Bert KellyOne More Nail (Adelaide: Brolga Books, 1978), ch. 3, pp. 13-16.

I was born in 1912 and there were four in the family, two girls and two boys. We all went to the little Merrindie school which was about three miles from home. Before my younger sister went to school the three of us used to ride on one quiet old mare. Then where there were four going to school we graduated to a spring cart. It was a one teacher school and I suppose all the high powered educationists of today would be very sorry for us, but I think that we were lucky. For one thing, we were always seeing interesting things on the journey, which is more than do most country kids of today as they travel in their big buses. And there is nothing quite so stimulating as a good one teacher school. You always have the opportunity to listen to the lessons being taught the class a year or more ahead of you. If the discipline is good, and it was with us, we learnt a lot and much of it painlessly.

Then in 1925 I went to Prince Alfred College as a boarder and had a typically Kelly undistinguished career. I didn’t really settle down to study until my fifth and final year and, strangely enough, it was economics and economic history that seemed to whet my interest in learning. But that is all the economics I have formally studied and I have always been envious of people who have been able to study economics at a university. I played in the first cricket and football teams, but mine was mostly a dull and mediocre time at college.

I left school at the end of 1929, just when the depression was bearing down on us. I worked on the farm under a manager and work was indeed the operative word. Then I started to manage the place when I was 21. In 1936 I married Lorna Clare Hill who I met when her brother came to teach at Merrindie school. We have three sons, two of them farmers and one a vet.

We had an unusually Puritan upbringing. My parents were staunch Methodists with a very strong sense of duty. But we were fortunate in that the little Methodist church at Giles Corner also had a tradition of self education. So there was often a debate to prepare or an evening devoted to drama or public speaking, as well as frequent devotional sessions. This training stood us in good stead later on life, though unfortunately it never taught me to talk well on my feet, though somewhere along the line I learnt to think clearly.

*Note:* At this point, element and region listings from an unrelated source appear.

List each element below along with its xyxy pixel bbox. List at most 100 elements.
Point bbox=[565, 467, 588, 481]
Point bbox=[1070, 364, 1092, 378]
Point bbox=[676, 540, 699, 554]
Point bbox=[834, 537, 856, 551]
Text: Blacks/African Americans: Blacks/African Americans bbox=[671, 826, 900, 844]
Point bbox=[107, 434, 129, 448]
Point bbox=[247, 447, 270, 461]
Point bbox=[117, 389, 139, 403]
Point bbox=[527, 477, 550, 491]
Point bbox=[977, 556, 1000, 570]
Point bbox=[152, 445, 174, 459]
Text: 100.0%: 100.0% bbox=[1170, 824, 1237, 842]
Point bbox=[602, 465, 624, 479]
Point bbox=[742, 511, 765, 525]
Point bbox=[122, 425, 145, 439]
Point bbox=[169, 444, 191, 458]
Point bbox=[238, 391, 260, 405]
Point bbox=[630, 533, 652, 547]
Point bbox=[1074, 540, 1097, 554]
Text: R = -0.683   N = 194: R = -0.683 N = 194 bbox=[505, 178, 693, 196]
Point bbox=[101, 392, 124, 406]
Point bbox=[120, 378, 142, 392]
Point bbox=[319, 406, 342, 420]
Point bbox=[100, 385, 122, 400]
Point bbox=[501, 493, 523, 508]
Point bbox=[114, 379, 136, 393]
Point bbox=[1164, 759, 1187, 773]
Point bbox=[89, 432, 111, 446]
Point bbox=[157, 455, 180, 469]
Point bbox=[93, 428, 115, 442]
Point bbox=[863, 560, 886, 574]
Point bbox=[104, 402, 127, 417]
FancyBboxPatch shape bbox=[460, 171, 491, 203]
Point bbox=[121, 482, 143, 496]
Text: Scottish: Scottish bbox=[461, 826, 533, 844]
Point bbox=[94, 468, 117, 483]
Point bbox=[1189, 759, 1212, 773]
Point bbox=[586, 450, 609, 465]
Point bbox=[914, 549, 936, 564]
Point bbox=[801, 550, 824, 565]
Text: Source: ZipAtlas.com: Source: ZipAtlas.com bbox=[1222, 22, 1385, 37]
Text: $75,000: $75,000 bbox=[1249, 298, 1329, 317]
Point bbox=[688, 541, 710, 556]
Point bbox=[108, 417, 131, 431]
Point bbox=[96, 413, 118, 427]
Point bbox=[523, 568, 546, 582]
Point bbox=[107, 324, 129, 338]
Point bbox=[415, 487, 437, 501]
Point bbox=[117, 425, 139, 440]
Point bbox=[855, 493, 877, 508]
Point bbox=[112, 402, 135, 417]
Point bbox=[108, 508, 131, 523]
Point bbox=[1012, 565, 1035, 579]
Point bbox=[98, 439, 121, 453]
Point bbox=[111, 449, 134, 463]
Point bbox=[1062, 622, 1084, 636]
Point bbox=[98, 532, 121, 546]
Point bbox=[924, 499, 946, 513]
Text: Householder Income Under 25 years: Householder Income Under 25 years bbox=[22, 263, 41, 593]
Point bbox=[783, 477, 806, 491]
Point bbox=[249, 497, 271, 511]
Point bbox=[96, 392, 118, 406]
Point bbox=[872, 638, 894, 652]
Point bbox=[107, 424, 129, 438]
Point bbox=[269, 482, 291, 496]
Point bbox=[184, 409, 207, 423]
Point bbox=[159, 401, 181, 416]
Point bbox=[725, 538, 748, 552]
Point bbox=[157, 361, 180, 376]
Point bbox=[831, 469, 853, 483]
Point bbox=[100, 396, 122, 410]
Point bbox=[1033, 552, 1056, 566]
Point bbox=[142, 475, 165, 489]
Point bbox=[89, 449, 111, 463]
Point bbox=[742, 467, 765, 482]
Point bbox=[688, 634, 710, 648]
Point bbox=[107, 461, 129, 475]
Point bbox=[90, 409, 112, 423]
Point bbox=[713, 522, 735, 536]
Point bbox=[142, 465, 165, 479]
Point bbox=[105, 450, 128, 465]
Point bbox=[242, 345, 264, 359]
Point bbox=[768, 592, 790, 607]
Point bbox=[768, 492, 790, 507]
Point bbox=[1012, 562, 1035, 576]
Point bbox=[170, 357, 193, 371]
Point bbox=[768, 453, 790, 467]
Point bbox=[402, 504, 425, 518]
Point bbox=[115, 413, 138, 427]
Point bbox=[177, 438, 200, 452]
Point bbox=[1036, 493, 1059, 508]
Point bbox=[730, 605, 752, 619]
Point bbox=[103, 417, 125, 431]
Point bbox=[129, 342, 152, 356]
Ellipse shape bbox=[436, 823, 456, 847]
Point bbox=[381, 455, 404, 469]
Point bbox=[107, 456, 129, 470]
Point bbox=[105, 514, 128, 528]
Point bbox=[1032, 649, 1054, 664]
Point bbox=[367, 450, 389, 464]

We had little money when we were married and we have to wait till we won the All Australian lamb competition before we could afford to buy a radio set. We had a good Dorset Horn sheep stud and exhibiting these at Adelaide and Melbourne Shows gave me some outside interests. But I was not farming the country well, the rotations were too close, and we were not using enough fertilizer, and as a result to soil started to wash away. I well remember my father saying to me on one of his visits home that it was about time I got off my tail and did something to stop these great gutters spoiling our best arable paddocks. He seemed to remember that someone somewhere in N.S.W. had published a little booklet, telling people how to construct contour banks which were supposed to guide the water off the land quietly instead of having it rush down the hillside, taking good soil with it. Then he disappeared to Melbourne again, leaving me with the job on my hands. That is one of the benefits of absentee ownership.

To make a long story short, I eventually located the booklet in the Bank of N.S.W. and, following its directions, we made up a level and then set out to lay out some contour banks [Note from Economics.org.au editor: I presume he is talking about Yeomans Keyline Plan, but I don’t think that was published till 1954]. Lorna, who was then great with our first child, used to mark the place for the pegs to go. It was quite exciting wandering around behind the level, wondering where it would lead us. Then we ploughed the banks together with an old disc plough, and then we waited for the rain. There were a lot of teething troubles, but we made the banks work reasonably well. Then I got the Department of Agriculture people to come and see what we had done, and we soon had a soil conservation service going under excellent officers. And I ended up on the State Soil Conservation Committee which work I very much enjoyed until I went into Parliament.

Then I found myself on the Advisory Board of Agriculture. Its task was to advise the Minister for Agriculture and also to have the general oversight of the Agricultural Bureau which was an excellent farmer’s extension service. I served two terms as Chairman on this body during the 17 years I was on the Advisory Board.

Then in 1951 I was awarded a Nuffield Fellowship to enable me to study farming in Britain. This was the first time farming fellowships had been awarded in Australia, though they had been made available to British farmers for some years. As the name indicates, they were financed by the Nuffield Foundation. Lorna and I had a most interesting seven months in Britain, learning a little about the systems of farming that were applicable to our arid area, but also learning a lot about life.

It is interesting that a few years ago the ex Nuffield farming fellows in Australia were told that the Nuffield Foundation felt that it could no longer finance the scheme and, if it was as good as they have been told, they we ought to be able to carry the scheme on ourselves. This has meant a considerable effort on the part of the ex Nuffield fellows, but we have been successful so far with the generous assistance of Qantas, farming firms and the banks. We send two scholars away each year, with the various States taking their turn. And it is with modest pride that I tell that the scholar who is now away representing South Australia is my son Kim who is the first son of a Nuffield man to win the award in Australia.

When I returned to Australia in September 1951 I found that there was a great deal of interest and curiosity about British farming, so I ended up giving lectures all round the State.

My avid interest in agriculture continued in formal and informal channels until I went into Parliament in 1958.